Byrnes traced the history of security concerns from tightly-coupled client-server applications, in which any single failure "stopped everything," to messaging middleware systems, which he said became manageable with the MQ Series from IBM but were ideally suited to apps running inside the corporate perimeter, to the mid-90s, when perimeter-based security began eroding with the emergence of remote access for home and mobile workers, B2B connections, supply chain integration, etc. Life inside the perimeter, Byrnes said, stopped being safe, and the life of the message no longer ended at the corporate walls.

Enter encryption, which "helped manage overhead and stay ahead of hackers," but had its own problems: No one could manage keys in a complex environment. And so, "PKI (Public Key Infrastructure) was invented." And took off.

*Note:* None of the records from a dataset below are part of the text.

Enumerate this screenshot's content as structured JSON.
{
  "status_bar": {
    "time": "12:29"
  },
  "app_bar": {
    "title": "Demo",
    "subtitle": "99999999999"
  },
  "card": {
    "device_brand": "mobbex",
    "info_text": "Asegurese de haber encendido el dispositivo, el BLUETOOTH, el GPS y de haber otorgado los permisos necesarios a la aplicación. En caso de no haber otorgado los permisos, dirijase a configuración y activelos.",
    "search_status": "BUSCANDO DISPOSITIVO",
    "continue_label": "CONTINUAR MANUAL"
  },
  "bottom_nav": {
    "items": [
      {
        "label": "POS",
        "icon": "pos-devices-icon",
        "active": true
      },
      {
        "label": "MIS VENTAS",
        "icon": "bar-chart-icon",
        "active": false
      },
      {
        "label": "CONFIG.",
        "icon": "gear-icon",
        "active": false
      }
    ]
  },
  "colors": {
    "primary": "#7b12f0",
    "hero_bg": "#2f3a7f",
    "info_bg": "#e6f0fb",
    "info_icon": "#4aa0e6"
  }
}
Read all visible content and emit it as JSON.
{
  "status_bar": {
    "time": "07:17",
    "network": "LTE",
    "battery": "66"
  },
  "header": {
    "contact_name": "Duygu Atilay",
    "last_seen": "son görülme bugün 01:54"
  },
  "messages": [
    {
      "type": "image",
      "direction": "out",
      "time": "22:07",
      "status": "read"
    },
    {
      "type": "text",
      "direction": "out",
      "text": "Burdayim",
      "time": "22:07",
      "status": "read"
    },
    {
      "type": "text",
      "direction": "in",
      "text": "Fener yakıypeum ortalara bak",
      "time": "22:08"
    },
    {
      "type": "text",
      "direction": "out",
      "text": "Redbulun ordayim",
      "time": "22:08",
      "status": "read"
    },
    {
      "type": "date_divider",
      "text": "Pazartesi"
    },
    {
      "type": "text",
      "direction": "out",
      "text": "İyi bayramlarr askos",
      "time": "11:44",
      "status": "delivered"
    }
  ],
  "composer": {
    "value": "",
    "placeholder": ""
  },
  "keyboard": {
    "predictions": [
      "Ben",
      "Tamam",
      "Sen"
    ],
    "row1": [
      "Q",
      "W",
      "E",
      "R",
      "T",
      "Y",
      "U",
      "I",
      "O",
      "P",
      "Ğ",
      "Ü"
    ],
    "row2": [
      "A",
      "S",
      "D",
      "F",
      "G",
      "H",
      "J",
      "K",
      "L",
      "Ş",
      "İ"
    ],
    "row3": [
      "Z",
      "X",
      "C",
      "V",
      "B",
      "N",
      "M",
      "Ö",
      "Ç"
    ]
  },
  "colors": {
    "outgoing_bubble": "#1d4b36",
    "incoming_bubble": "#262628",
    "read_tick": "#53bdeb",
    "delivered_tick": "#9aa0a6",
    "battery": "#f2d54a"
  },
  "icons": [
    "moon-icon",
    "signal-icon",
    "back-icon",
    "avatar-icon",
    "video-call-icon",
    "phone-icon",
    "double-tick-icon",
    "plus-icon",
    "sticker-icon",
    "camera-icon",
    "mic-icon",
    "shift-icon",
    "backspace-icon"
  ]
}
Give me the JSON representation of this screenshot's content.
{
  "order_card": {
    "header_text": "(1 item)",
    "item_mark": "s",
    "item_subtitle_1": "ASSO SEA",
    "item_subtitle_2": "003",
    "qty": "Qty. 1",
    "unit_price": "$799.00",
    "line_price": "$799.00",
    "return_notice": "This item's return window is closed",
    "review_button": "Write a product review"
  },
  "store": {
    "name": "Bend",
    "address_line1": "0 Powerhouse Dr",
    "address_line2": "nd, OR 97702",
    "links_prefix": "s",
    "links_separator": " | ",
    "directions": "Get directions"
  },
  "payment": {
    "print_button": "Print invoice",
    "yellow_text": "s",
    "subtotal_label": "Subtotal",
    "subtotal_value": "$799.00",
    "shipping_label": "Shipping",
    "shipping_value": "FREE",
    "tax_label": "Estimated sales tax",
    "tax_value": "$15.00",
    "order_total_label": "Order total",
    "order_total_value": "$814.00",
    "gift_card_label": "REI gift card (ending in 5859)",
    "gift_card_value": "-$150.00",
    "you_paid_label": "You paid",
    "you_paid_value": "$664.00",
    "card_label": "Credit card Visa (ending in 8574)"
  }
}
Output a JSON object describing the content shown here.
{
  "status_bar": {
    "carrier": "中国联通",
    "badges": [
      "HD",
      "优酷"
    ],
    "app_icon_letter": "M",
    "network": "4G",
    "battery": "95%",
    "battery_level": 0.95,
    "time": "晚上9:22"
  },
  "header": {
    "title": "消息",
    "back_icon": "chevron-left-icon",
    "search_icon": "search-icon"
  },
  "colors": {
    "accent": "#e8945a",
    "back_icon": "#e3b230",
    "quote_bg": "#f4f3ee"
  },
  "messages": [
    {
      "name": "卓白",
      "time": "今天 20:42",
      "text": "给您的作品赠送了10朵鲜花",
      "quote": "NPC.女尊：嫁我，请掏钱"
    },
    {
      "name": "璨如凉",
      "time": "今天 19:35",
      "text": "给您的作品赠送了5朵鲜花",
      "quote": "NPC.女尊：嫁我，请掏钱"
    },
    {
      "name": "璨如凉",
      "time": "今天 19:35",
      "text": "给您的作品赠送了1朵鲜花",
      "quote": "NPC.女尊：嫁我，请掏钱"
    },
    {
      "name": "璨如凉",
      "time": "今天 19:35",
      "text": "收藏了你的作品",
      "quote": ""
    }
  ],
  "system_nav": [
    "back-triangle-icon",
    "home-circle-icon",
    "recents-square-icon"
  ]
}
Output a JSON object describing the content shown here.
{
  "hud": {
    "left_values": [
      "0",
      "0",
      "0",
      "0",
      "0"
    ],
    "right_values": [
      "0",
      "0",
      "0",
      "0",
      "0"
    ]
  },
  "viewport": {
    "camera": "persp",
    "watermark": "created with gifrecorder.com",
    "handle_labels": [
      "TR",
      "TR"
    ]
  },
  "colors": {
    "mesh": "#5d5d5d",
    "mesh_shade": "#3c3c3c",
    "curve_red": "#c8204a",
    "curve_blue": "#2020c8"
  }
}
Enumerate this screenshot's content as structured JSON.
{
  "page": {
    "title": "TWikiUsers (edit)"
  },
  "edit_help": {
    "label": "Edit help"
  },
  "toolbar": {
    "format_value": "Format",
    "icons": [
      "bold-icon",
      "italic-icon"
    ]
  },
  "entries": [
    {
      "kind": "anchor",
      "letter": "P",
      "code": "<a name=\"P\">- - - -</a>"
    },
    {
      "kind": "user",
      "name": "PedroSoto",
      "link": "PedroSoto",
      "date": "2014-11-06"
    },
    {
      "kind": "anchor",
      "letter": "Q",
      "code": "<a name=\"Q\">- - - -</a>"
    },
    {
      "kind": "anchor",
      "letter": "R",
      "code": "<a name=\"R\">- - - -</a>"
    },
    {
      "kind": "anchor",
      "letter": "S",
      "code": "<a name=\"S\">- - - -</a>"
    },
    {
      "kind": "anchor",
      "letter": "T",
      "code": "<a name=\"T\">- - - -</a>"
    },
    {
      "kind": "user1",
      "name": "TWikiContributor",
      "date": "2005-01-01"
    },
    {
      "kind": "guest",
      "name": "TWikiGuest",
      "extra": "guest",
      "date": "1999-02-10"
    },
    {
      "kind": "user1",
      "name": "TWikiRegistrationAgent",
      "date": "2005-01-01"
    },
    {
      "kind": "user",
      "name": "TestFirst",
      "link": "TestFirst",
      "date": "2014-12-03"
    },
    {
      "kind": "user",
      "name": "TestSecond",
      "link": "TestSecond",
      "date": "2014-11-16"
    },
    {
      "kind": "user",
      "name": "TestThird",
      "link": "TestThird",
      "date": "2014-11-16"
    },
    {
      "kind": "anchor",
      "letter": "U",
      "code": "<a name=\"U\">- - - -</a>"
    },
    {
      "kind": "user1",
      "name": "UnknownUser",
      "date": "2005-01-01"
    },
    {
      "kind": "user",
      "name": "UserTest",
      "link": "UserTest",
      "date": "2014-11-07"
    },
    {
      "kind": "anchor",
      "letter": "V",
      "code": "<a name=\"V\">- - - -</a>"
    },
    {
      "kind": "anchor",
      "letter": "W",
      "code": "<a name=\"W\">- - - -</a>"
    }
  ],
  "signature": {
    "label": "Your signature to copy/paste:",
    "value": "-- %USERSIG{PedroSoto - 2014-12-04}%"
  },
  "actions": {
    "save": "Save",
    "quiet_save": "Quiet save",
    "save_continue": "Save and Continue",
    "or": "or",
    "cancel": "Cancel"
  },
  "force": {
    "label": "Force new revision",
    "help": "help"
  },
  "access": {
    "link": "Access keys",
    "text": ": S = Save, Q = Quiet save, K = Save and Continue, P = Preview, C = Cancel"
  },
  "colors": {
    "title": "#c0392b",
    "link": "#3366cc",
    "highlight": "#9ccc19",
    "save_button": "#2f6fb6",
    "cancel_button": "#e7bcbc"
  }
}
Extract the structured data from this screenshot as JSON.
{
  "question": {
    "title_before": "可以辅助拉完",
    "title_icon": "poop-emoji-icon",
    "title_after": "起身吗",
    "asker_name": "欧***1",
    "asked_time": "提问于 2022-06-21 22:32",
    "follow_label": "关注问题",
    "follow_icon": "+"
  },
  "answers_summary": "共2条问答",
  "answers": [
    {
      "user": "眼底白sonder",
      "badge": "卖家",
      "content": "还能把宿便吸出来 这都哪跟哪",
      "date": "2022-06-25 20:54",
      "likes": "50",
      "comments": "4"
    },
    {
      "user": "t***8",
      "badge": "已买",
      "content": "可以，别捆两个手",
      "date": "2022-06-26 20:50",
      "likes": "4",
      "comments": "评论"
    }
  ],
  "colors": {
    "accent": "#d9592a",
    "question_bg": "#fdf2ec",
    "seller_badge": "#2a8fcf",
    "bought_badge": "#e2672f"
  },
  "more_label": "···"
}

"PKI is the basis for all Web services security going forward," Byrnes pointed out. "When you hear about Service Oriented Architectures, no one says, 'Oh, by the way, PKI is integrated and necessary for security.' But it is. PKI is in fact becoming infrastructure. We are in fact solving the key management problem, so we can use encryption, so we can strongly authenticate messages, so we can assure their integrity -- all the traits we expect from a well-secured system.

"It's being integrated. It has to be. It's complex. You don't want to do it over and over again. Understanding the role of PKI technologies, and how you will use them (and you are going t use them), is crucial to all of the new-generation computing systems coming out. There's no way around it. It will be everywhere. And therefore, understanding PKI is going to be crucial to your success and that of your organization over the next few years." Stands to reason!